The researchers used two protocols for this study. The first protocol was a placebo-controlled local anesthetic comparative blocks. For this, each patient received a local anesthetic on two occasions and normal saline on one occasion.  For the second protocol, patients could receive the same or a different local anesthetic on two or three occasions and normal saline on one or no occasion. Using saline as a placebo showed whether patients could tell the difference between an active control from a placebo.

Patients were considered to have Z joint pain if they had complete relief of pain three times when a local anesthetic was used, if they had complete relief of pain two times when the anesthetic was used, and if they had no relief, saline (the placebo) was used. 

 

What did they find?

The majority of patients did not report any pain relief from the initial block and therefore did not satisfy the criteria for lumbar Z joint pain. Only patients who had complete relief of pain from their initial block were eligible to continue. 

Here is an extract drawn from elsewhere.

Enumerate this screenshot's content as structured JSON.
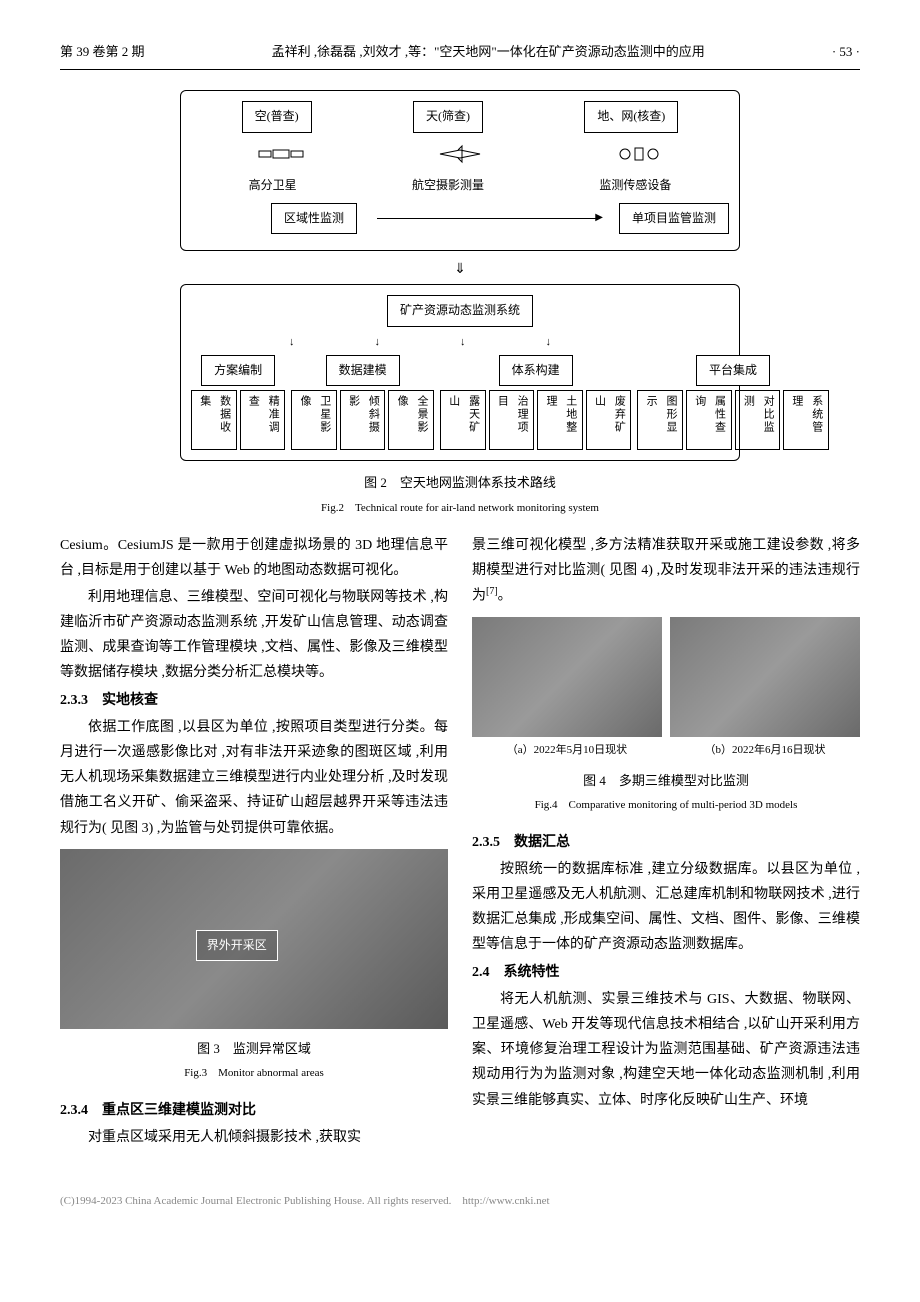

Of eligible patients, the researchers found that 45% of patients in group 1 and 30% in group 2 did not get relief from the second block. Moreover, 20% of patients in group 1 and 3% in group 3 had no relief from the second block but were completely relieved by the placebo. Results for the two groups combined showed a prevalence rate of “pure” lumbar Z joint pain of 15%. This is much lower compared to when a diagnostic criterion is less stringent. Moreover, they did not find any statistically significant differences between the two groups for gender and age. 

 

Why do these findings matter?

Determining the appropriate diagnostic criteria for lumbar facet pain has important implications for patients who need to have the right diagnosis and treatment for their pain.